Toshiba adds new TV tech to the mix

By Richard Shim, CNET News.com on 10 December 2004

Tags: crt | plasma | toshiba | tv | technology | television | panel | emit

Toshiba is planning to launch televisions with a new display technology that it says produces better picture quality and consumes less power than current plasma sets.

The flat-panel technology is called surface-conduction electron emitter display (SED). The first televisions to use SED will be available in 2005, with full-scale production under way by 2006. Screen sizes and prices will be similar to those of plasma-based televisions, but the SED sets will offer better overall picture quality, according to the company.

The technology is the result of a Toshiba-Canon joint venture announced in mid-September. The SED technology uses Canon's proprietary electron-emission and microfabrication technologies, along with Toshiba's CRT (cathode-ray tube) technology and mass-production technologies for semiconductors.

The companies have been working together on the SED technology since 1999. The joint venture is aimed at developing, producing and marketing SED panels, which will start at 55 inches (140 cm).
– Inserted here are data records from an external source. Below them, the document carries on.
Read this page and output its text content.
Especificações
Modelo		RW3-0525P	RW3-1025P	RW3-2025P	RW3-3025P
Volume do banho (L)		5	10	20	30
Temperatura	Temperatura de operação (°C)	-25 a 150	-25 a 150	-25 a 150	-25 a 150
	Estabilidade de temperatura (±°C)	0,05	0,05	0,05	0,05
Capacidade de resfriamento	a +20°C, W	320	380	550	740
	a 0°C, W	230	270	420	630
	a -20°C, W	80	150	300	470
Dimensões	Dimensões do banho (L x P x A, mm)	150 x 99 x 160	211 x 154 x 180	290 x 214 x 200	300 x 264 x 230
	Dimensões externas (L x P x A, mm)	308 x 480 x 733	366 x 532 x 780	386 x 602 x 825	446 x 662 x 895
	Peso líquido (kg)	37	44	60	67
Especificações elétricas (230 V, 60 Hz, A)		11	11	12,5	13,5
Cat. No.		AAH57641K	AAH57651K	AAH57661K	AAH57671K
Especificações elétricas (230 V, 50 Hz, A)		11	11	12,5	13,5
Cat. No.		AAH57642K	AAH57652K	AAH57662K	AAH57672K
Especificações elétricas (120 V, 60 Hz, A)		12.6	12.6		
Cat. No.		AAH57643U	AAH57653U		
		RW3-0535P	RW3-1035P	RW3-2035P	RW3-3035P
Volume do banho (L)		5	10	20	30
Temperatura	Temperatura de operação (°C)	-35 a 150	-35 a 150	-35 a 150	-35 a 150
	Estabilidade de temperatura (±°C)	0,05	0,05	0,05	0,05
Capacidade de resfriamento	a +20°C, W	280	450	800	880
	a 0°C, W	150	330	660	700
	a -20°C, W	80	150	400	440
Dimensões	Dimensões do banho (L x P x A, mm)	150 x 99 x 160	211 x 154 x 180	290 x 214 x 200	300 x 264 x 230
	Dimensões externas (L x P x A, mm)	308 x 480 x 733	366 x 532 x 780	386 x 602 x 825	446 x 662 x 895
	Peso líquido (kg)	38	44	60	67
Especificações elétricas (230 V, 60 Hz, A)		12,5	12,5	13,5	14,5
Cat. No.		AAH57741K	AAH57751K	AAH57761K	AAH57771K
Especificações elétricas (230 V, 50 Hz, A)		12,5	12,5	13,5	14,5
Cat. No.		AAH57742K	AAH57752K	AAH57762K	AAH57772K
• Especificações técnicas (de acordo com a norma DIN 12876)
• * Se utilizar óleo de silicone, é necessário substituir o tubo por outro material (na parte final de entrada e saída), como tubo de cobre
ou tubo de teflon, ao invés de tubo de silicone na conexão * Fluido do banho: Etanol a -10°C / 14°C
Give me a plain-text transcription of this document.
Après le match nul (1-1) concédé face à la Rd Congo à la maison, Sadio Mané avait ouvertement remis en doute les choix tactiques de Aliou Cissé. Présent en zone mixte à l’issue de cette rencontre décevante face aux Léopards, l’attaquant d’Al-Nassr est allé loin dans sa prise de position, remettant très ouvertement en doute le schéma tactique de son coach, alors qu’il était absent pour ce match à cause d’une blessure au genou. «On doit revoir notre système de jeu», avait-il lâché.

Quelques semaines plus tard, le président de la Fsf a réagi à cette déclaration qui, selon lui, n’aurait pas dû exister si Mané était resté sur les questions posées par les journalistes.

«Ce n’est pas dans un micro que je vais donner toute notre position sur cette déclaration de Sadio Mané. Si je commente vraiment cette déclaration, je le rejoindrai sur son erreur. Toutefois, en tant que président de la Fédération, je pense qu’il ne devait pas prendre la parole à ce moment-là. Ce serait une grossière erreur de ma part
 SED joins a growing list of technologies aimed at improving the more popular flat panels, such as liquid-crystal displays and plasma sets. Others include organic light emitting diode technology and electronic ink, which are in the early stages of development and are being used in smaller portable devices such as digital cameras, phones and electric shavers. It will likely be a number of years, however, before screens based on the new technologies can be made large enough to be used in televisions and notebook computers, the two biggest markets for displays.

CRTs remain the most widely used type of television technology, and companies are looking for new ways to extend its life, such as thinning the tubes. But profits from the 50-plus-year-old CRTs have been wrung out and profit margins for flat-screen sets are in the mid- to high-teens per cent range, depending on screen size. That's high enough to convince nontraditional players such as Dell and Hewlett-Packard to enter the TV business.